Why I liked it: I simply loved the potential for visual impact provided by hybrid versions of characters like Weir, Zelenka, Lorne, and even Chuck. And, in terms of raising the stakes vis-à-vis the ongoing Michael storyline, this would have been a doozy.

Why no one else did: Not sure. I think it was the time travel angle.

2. As part of their freshly-formed alliance with the Genii, Atlantis prepares to embark on a joint op deep into wraith-controlled territory. The Genii have pinpointed a facility purported to be of immense importance to the enemy. It’s near-inaccessible positioning and never-before-seen security suggests a target of key importance that targeting it could very well eliminate the wraith as a threat in the Pegasus Galaxy. Curiously, despite the ongoing battles between their various factions, the wraith have put aside their differences in order to safeguard whatever it is that sits within the facility.

The joint op is launched. But, as the mission progresses, the team suspects that the Genii haven’t been completely forthcoming with them regarding what lies inside the facility. They claim not to know, but Sheppard and co. suspect they are lying. Upon gaining access to the facility, while the others are setting charges, the team breaks away to look around.
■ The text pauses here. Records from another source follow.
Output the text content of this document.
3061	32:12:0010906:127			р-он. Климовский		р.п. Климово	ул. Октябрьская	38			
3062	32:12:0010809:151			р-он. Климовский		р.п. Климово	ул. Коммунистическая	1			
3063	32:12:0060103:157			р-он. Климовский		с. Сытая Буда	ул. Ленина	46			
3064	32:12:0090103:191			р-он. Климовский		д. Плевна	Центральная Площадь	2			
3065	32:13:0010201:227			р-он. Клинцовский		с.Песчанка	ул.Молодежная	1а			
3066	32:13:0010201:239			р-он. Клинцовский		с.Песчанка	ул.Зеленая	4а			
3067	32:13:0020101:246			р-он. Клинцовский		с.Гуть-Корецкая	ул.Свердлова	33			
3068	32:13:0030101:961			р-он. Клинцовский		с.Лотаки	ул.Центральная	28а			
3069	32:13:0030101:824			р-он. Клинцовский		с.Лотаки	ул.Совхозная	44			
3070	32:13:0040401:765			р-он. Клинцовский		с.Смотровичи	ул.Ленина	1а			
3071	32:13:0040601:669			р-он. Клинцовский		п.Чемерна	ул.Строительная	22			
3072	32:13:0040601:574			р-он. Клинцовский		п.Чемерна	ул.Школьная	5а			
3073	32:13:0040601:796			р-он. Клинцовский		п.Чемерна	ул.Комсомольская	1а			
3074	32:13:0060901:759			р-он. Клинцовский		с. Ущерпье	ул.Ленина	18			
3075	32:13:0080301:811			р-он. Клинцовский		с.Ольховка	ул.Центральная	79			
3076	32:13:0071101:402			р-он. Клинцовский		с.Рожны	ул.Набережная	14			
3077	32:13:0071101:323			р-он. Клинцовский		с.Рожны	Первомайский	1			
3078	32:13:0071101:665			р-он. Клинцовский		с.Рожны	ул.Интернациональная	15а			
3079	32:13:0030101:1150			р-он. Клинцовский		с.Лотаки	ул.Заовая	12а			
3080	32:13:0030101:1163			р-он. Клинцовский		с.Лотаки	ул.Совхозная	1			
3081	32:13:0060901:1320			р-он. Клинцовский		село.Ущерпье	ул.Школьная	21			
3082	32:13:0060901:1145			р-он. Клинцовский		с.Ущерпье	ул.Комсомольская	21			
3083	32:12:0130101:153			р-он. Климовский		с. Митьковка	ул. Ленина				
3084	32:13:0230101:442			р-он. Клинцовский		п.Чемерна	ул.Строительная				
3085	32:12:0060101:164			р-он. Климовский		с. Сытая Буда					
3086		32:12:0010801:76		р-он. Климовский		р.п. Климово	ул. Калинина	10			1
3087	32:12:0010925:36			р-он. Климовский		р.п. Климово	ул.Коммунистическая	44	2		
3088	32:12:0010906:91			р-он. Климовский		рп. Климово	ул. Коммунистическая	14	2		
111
And discover the truth.

The high-value target is, in fact, a nursery holding some twelve wraith children, females destined to be queens.

The team is faced with a huge ethical dilemma. Destroying the target will, without a doubt, deal the wraith a crippling blow. But at what price to the team’s conscience? And if they elect to pull the plug on the op, there’s the Genii to contend with…

Pitched: Season 4.

Why I liked it: I like the huge ethical dilemmas. Also, it would shed some light on wraith culture, particularly its child-rearing practices.

Why no one else did: Again, not sure. It could well have been because, at the end of the day, no matter what the team decided they’d have ended up making an unheroic decision (target innocence or walk away from an opportunity to eliminate the wraith threat to millions of human civilizations).

3. Ronon accompanies Weir on an off-world negotiation to the planet Drazia. Their potential new ally is a society of Genii-level advancement that, like the Genii, have managed to conceal much of their technological advancements from the wraith. Sheppard is in the gate room when they receive a transmission from Weir who informs him that, after careful consideration, she and Ronon have decided to abandon Atlantis for new lives on Drazia.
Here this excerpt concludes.